Validity criteria fulfilled:

yes

Conclusions:

In a simulation biodegradation test performed in aerobic natural surface water, degradation half-time DT50 values for 2,5-Dimethyl-4-tertbutyl[U-14C]phenol were 24.6 days (9.7 μg/L) and 117 days (91.3 μg/L).

Executive summary:

A simulation biodegradation test was conducted for radiolabelled test item 2,5-Dimethyl-4-tertbutyl[U-14C]phenol with two different application rates (9.7μg/L and 91.3μg/L) under aerobic conditions in the dark using natural aerobic surface water from the large water body Rhineland-Palatinate (67374 Hanhofen, Germany). The study was conducted in accordance with the OECD Guideline 309 and GLP. Duplicate samples were taken for analysis at specified intervals up to 59 days after application.Traps for organic volatiles and carbon dioxide were used.The radioactivity was quantified by liquid scintillation counting and characterised byHPLC. LC-MS was used for confirmation of metabolites in selected samples.

The recovery in the water system was in the range of 86.8 % to 100.0 % applied radioactivity (AR) with the low test concentration and 87.5 % to 100.0 % AR with the high test concentration.

CO2 was observed in amounts up to 7.9 % and 2.4 % AR for the low and high test concentration, respectively. Organic volatiles were detected in maximal amounts of 3.5 % AR (low concentration) and 3.7 % AR (high concentration).

Compounds (4-tert-butyl-2,5-dimethylphenyl) sulfonic acid (M1), 5-tert-butyl-2-hydroxy-4-methylbenzoic acid (M4), 4-tert-butyl-5-(hydroxymethyl)-2-methylphenyl hydrogen sulfate (M4), 4-tert-butyl-2-formyl-5-methylphenyl hydrogen sulfate (M6) and M2 were identified as major metabolites of the test item.
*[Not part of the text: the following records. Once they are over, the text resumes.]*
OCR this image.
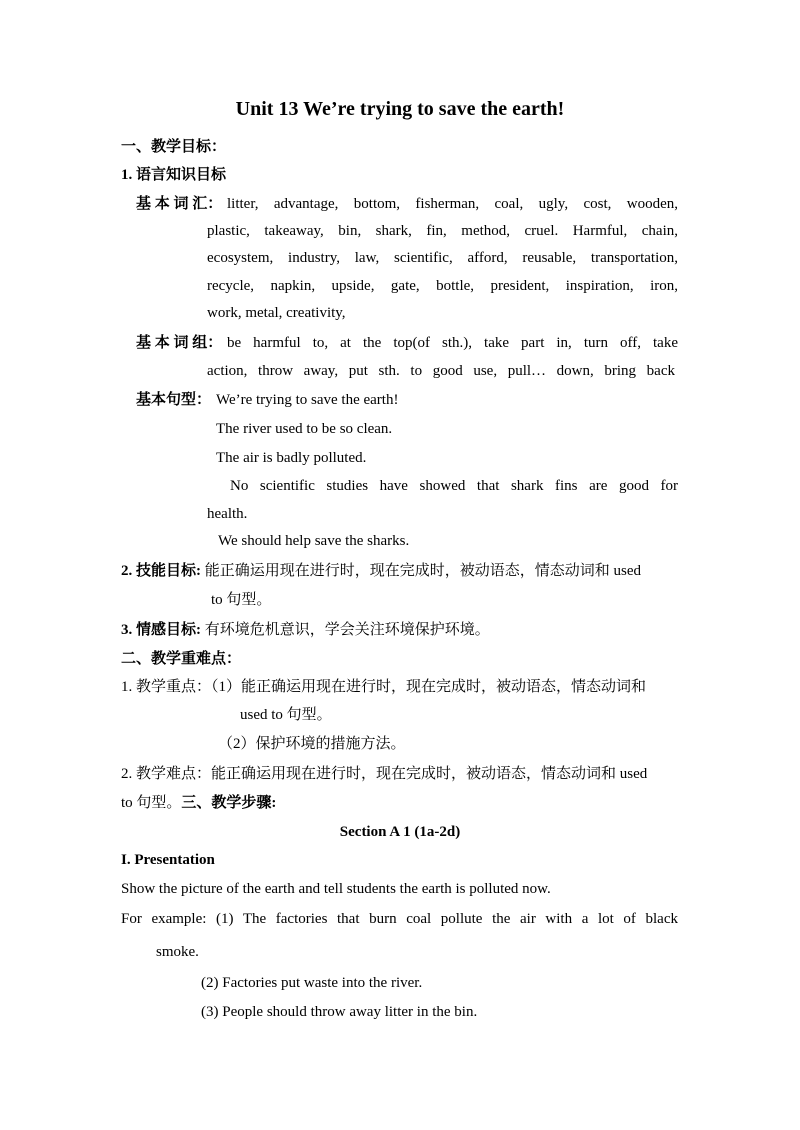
Unit 13 We’re trying to save the earth!
一、教学目标：
1. 语言知识目标
基 本 词 汇： litter, advantage, bottom, fisherman, coal, ugly, cost, wooden,
plastic, takeaway, bin, shark, fin, method, cruel. Harmful, chain,
ecosystem, industry, law, scientific, afford, reusable, transportation,
recycle, napkin, upside, gate, bottle, president, inspiration, iron,
work, metal, creativity,
基 本 词 组： be harmful to, at the top(of sth.), take part in, turn off, take
action, throw away, put sth. to good use, pull… down, bring back
基本句型： We’re trying to save the earth!
The river used to be so clean.
The air is badly polluted.
No scientific studies have showed that shark fins are good for
health.
We should help save the sharks.
2. 技能目标: 能正确运用现在进行时，现在完成时，被动语态，情态动词和 used
to 句型。
3. 情感目标: 有环境危机意识，学会关注环境保护环境。
二、教学重难点：
1. 教学重点：（1）能正确运用现在进行时，现在完成时，被动语态，情态动词和
used to 句型。
（2）保护环境的措施方法。
2. 教学难点：能正确运用现在进行时，现在完成时，被动语态，情态动词和 used
to 句型。三、教学步骤:
Section A 1 (1a-2d)
I. Presentation
Show the picture of the earth and tell students the earth is polluted now.
For example: (1) The factories that burn coal pollute the air with a lot of black
smoke.
(2) Factories put waste into the river.
(3) People should throw away litter in the bin.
M1 reached maximum values of 36.1 % AR (45 days after treatment, DAT) and 16.6 % AR (59 DAT) for the low and high test concentration, respectively. M4 was observed in amounts up to 19.6% AR (low concentration) and 1.7% AR (high concentration) at 59 and 21 DAT, respectively. M6 was only detected in the samples of the low concentration in maximum amounts of 7.0 % AR after 59 DAT. M2 was only observed in the high concentrated samples in a maximum value of 9.6 % AR after 59 DAT. This metabolite could not be identified by LC-MS.

Six unknown peaks (M2, M3, M7, M8, M9 and M14) in amounts <5 % AR were observed in the test vessels with the low test concentration. For the high test concentrations five unknown peaks (M5, M10, M11, M12 and M13) were detected in amounts <5 % AR.

The test system was validated with the reference substance sodium benzoate. After 10 days 82.5 % AR of the reference item was mineralized. Thus, the system was biologically active.

The DT50 values for the test item were 24.6 days (9.7μg/L) and 117 days (91.3μg/L).